Thursday, April 10, 2014

Going Wrong: Why the Load Time... This Time

These runs never make sense or go smoothly. The second I saw it, I tried to refuse it. Somehow dispatch managed to overlook my independent contractor status and left the run on me. Sigh...

They follow a general pattern. There are parts storage caches here and there throughout the metro. When I say parts, I refer to parts for repairing a certain type of machine commonly used in many businesses. It's one of those machines where if I told you which kind of machine, you'd instantly put a company name to it. It's the same as if I mentioned needing to wipe my nose and you thought "Kleenex" because the brand name has become synonymous with the product. The product and company are not going to be the one everybody first thinks of, but I'm still not giving you any more hints. I did sign a confidentiality agreement and you don't get the names of our customers.

These storage caches are, logically, in large storage units. What we are given is the address, the number of the unit, and a number for the specific box we are to pick up. They always give a couple "suggestions" for which shelf we are most likely to find the box on, such as 1D or 6A. The number matches a stack of shelves and the letter matches the shelf in that stack. They may not be on that exact shelf, however, but we are promised it will be near. Most reassuring, that.
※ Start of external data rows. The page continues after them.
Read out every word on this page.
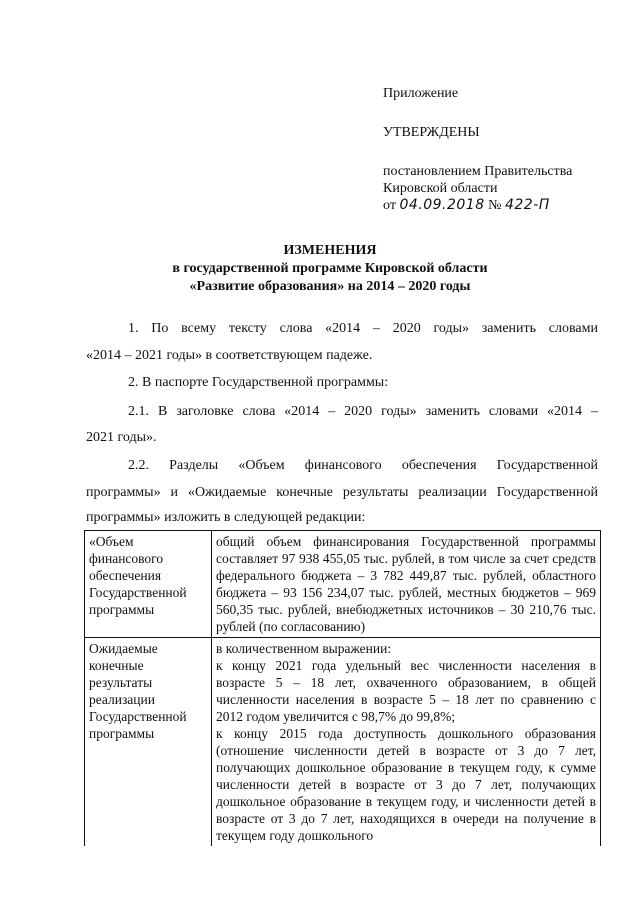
Приложение
УТВЕРЖДЕНЫ
постановлением Правительства
Кировской области
от 04.09.2018 № 422-П
ИЗМЕНЕНИЯ
в государственной программе Кировской области
«Развитие образования» на 2014 – 2020 годы
1. По всему тексту слова «2014 – 2020 годы» заменить словами
«2014 – 2021 годы» в соответствующем падеже.
2. В паспорте Государственной программы:
2.1. В заголовке слова «2014 – 2020 годы» заменить словами «2014 –
2021 годы».
2.2. Разделы «Объем финансового обеспечения Государственной
программы» и «Ожидаемые конечные результаты реализации Государственной
программы» изложить в следующей редакции:
«Объем финансового обеспечения Государственной программы	общий объем финансирования Государственной программы составляет 97 938 455,05 тыс. рублей, в том числе за счет средств федерального бюджета – 3 782 449,87 тыс. рублей, областного бюджета – 93 156 234,07 тыс. рублей, местных бюджетов – 969 560,35 тыс. рублей, внебюджетных источников – 30 210,76 тыс. рублей (по согласованию)
Ожидаемые конечные результаты реализации Государственной программы	в количественном выражении:
к концу 2021 года удельный вес численности населения в возрасте 5 – 18 лет, охваченного образованием, в общей численности населения в возрасте 5 – 18 лет по сравнению с 2012 годом увеличится с 98,7% до 99,8%;
к концу 2015 года доступность дошкольного образования (отношение численности детей в возрасте от 3 до 7 лет, получающих дошкольное образование в текущем году, к сумме численности детей в возрасте от 3 до 7 лет, получающих дошкольное образование в текущем году, и численности детей в возрасте от 3 до 7 лет, находящихся в очереди на получение в текущем году дошкольного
What they do not give is the code for the gate into the storage unit. Nor the combination for the padlock securing the door. So we have to call dispatch, and they have to call the customer for the gate code. The padlock code they have, just don't bother to give it to us with the run. Ever.  We have to call. Write them both down. You may need them more than once. Oh, and if it's the dark half of the year, since these always come around suppertime, a strong, reliable flashlight is handy. The storage units are not lit. Headlights don't quite manage the job.

Once you are in the facility, pulled up to the right door, and are entering the code into the lock, there is always the question of which of three positions visible the numbers line up in. Hold out your three middle fingers so they are parallel. Imagine you are writing the numbers on those fingers. Do you use the top finger? Middle? Bottom? That's what these locks look like, with those numbers on the bottom, and locked as they are, they line up at an angle distinctly unfriendly to necks. Just for fun, imagine it's January, you can't move those tiny numbers with gloves on, you can't really see the numbers because there's no light, and you have to hold this danged piece of sub-zero metal while you try to figure it all out.
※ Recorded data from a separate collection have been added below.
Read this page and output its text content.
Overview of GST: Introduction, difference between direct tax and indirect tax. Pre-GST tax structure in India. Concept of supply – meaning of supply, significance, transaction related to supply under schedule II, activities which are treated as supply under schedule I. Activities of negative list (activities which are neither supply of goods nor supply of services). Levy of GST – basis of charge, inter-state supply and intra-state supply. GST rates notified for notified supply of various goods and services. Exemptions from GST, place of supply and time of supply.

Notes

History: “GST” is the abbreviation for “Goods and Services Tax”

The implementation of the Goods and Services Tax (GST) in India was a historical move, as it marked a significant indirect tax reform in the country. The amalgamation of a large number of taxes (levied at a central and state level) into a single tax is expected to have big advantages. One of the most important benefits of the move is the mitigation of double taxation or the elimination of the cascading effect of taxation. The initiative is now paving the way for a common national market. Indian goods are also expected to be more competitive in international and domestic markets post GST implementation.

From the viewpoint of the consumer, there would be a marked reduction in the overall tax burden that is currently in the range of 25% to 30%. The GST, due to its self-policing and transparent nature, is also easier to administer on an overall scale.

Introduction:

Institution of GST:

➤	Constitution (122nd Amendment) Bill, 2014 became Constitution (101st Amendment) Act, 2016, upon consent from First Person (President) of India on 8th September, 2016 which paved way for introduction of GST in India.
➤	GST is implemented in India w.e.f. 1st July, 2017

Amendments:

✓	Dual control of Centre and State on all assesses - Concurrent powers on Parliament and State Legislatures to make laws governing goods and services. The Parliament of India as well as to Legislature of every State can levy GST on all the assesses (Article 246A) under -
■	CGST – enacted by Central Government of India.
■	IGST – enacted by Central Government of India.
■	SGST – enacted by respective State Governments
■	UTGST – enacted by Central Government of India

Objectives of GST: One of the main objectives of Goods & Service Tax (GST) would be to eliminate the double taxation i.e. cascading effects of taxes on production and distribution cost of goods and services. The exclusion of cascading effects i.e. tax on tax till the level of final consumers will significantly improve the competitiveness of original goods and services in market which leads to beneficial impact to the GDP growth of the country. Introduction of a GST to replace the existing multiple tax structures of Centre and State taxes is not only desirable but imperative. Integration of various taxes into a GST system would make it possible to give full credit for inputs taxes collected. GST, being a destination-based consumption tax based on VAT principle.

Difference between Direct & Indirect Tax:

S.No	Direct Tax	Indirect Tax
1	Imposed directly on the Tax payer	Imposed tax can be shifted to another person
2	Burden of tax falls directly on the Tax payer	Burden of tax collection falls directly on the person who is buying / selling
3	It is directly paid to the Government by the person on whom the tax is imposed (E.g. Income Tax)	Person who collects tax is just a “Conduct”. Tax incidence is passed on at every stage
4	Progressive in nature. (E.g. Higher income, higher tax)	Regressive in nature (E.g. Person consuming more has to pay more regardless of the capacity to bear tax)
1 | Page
Well, at least that didn't happen this time. But it has.

Are you starting to get the picture? We're not done yet. Once the lock is removed, you have to figure which piece of what moves where to enable the door to open. The colder the metal is, the less likely it is to cooperate. Even more fun is when somebody's gotten a little too close to the door and has bent it. Yeah, that close. And don't forget, you have to, eventually, put it all back together, no matter how bent, frozen, or whatever it is. In other words, you damned well better remember what goes where and in what order. And don't forget where you put that blasted lock, and hope to hell you haven't relocked it before it goes back on the door, or that you remember what the combination is and where it lines up.

The real fun, and I mean this most sincerely, is locating your box. Remember, it may or may not be where they said it was. You have no idea of size or shape. All you have is a 10-digit number to compare to all the long numbers on each box. And each box is covered with long numbers, in fonts ranging form a 4 to about a 10. Your number could be any one of these. You won't know until you find the one that's an exact match. Perhaps you find one where only the last four digits are wrong, and you think, "Ah-hah! That's the part number, just the wrong number this time. Now I know where on the boxes to look for the numbers!" The next box will cleverly have its numbers in different orders and different locations. And once again, if it's January, there will be less light, colder air while you are forced to search through more boxes on more shelves, smudged ink making some numbers unreadable, and the flashlight is sure to drop at least once as your now frostbittten fingers lose capability for motion. When it dies as a result, you can carry each individual box out in front of your headlights while you check numbers. It you have to resort to that, it can be useful to remember which shelf it came from. Regardless of where your give-a-shit level is by then.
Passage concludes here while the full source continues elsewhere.